The law firm executive says he is always looking for new ways to further improve the company’s digital security and stay one step ahead of increasingly sophisticated cyberattacks.
“It’s all about being able to close the loose ends on your network that offer attackers a weakness to exploit,” he says.
Historically, the law firm has used multiple technologies for securing its data and systems, such as endpoint detection and response (EDR) tools, anti-virus software for employee laptops, and ransomware detection for file systems.
But before Illumio, it lacked strong methods for protecting “the back office” — all the applications and data that run its business operations — now living in both data centers and cloud platforms.
The executive recognized that microsegmentation would be a key way to bolster protection of these systems.
By being able to easily control and block pathways of travel down to the application level, the firm could greatly limit the “unlocked doors” that so often make it easy for cybercriminals to move around networks to steal data and hold companies hostage, he explains.
When he began his search for a microsegmentation platform, he found that conventional approaches for segmentation just didn’t work the way they needed to.
“I wanted to gain better control over our network communications, but I knew I couldn’t do it with methods like manually restricting access control lists on physical network switches,” he says. “It just takes too much manpower to program those, and, then, how do you map all of that afterwards?”
Illumio solves these challenges, the executive says.
Based on extensive vetting and guidance from leading analyst firms, the executive selected Illumio to bring simple, scalable Zero Trust Segmentation to his organization.
“Illumio gives you the visibility and control over application communication flows in ways that you don’t have with any other security solution,” he says. “With Illumio, you can easily go through your policies and make updates and modifications as necessary.”
The executive says Illumio’s ability to seamlessly provide the same segmentation capabilities for cloud workloads as for on-premises data centers was also a big selling point.
“You can’t just think about the confines of your own data center,” he says. “Hybrid cloud computing is a reality today.
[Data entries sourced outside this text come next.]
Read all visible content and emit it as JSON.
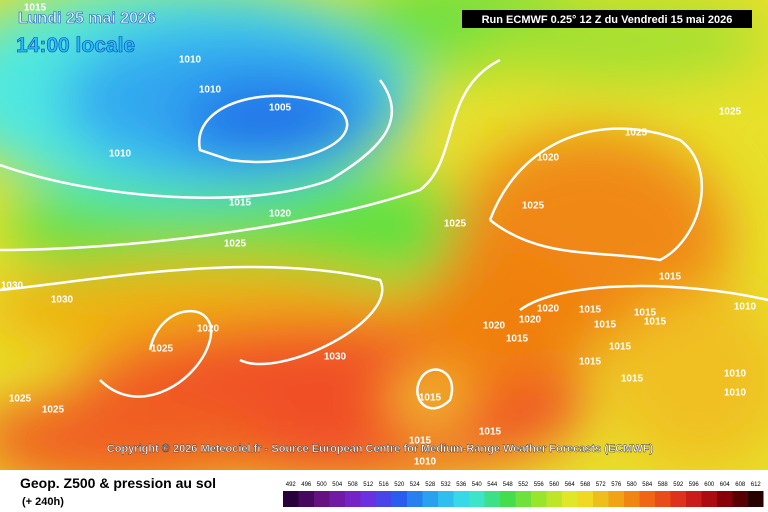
{
  "header": {
    "date": "Lundi 25 mai 2026",
    "time": "14:00 locale",
    "run": "Run ECMWF 0.25° 12 Z du Vendredi 15 mai 2026"
  },
  "copyright": "Copyright © 2026 Meteociel.fr - Source European Centre for Medium-Range Weather Forecasts (ECMWF)",
  "footer": {
    "title": "Geop. Z500 & pression au sol",
    "subtitle": "(+ 240h)"
  },
  "scale": {
    "labels": [
      492,
      496,
      500,
      504,
      508,
      512,
      516,
      520,
      524,
      528,
      532,
      536,
      540,
      544,
      548,
      552,
      556,
      560,
      564,
      568,
      572,
      576,
      580,
      584,
      588,
      592,
      596,
      600,
      604,
      608,
      612
    ]
  },
  "isobars": [
    "1015",
    "1010",
    "1010",
    "1005",
    "1010",
    "1015",
    "1020",
    "1025",
    "1030",
    "1030",
    "1020",
    "1025",
    "1030",
    "1025",
    "1025",
    "1025",
    "1020",
    "1025",
    "1025",
    "1025",
    "1015",
    "1020",
    "1020",
    "1015",
    "1020",
    "1015",
    "1015",
    "1015",
    "1015",
    "1010",
    "1015",
    "1015",
    "1015",
    "1010",
    "1010",
    "1015",
    "1015",
    "1015",
    "1010"
  ]
}
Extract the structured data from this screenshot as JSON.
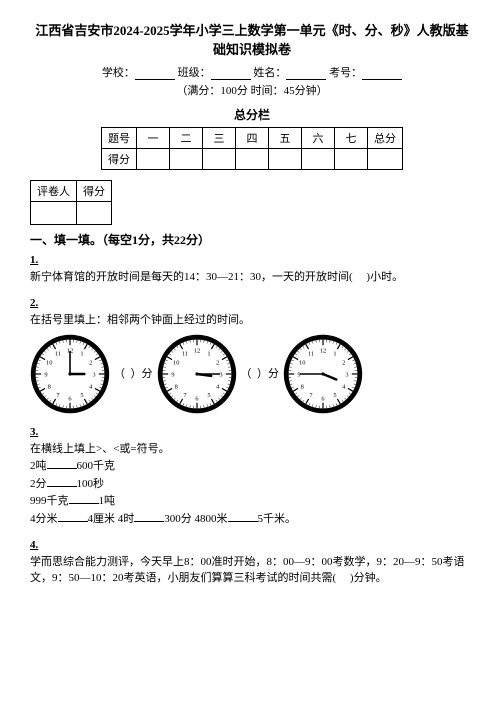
{
  "title": "江西省吉安市2024-2025学年小学三上数学第一单元《时、分、秒》人教版基础知识模拟卷",
  "info": {
    "school_label": "学校：",
    "class_label": "班级：",
    "name_label": "姓名：",
    "exam_no_label": "考号："
  },
  "sub_info": "（满分：100分 时间：45分钟）",
  "score_bar_label": "总分栏",
  "score_table": {
    "row1": [
      "题号",
      "一",
      "二",
      "三",
      "四",
      "五",
      "六",
      "七",
      "总分"
    ],
    "row2_label": "得分"
  },
  "small_table": {
    "c1": "评卷人",
    "c2": "得分"
  },
  "section1": "一、填一填。（每空1分，共22分）",
  "q1": {
    "num": "1.",
    "text_a": "新宁体育馆的开放时间是每天的14：30—21：30，一天的开放时间(",
    "text_b": ")小时。"
  },
  "q2": {
    "num": "2.",
    "text": "在括号里填上：相邻两个钟面上经过的时间。",
    "gap_a": "（",
    "gap_b": "）分",
    "clocks": [
      {
        "h": 3,
        "m": 0
      },
      {
        "h": 3,
        "m": 15
      },
      {
        "h": 3,
        "m": 45
      }
    ],
    "clock_style": {
      "face_fill": "#ffffff",
      "rim_stroke": "#000000",
      "rim_width": 6,
      "tick_stroke": "#000000",
      "num_font": "8px",
      "hand_stroke": "#000000",
      "center_fill": "#000000"
    }
  },
  "q3": {
    "num": "3.",
    "lead": "在横线上填上>、<或=符号。",
    "lines": [
      [
        "2吨",
        "600千克"
      ],
      [
        "2分",
        "100秒"
      ],
      [
        "999千克",
        "1吨"
      ],
      [
        "4分米",
        "4厘米 4时",
        "300分 4800米",
        "5千米。"
      ]
    ]
  },
  "q4": {
    "num": "4.",
    "text_a": "学而思综合能力测评，今天早上8：00准时开始，8：00—9：00考数学，9：20—9：50考语文，9：50—10：20考英语，小朋友们算算三科考试的时间共需(",
    "text_b": ")分钟。"
  }
}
Rather than be bound to a network hardware solution or a virtualization platform, we wanted to go with a best-of-breed SaaS platform that gives us the flexibility we need. I’d say Illumio is just that.”
Certainly, the law firm is more than happy that Illumio was in place, ready to help it defeat ransomware and avoid damage to its operations, its clients and its reputation. It is now focusing on expanding Illumio to enforce policy across a much broader range of its IT estate.
“In this day and age, it’s essential to implement microsegmentation to limit lateral movement from any attacker or malware that gets into your network.” he says. “It is only a matter of time before you have your own breach. So you need to be prepared.”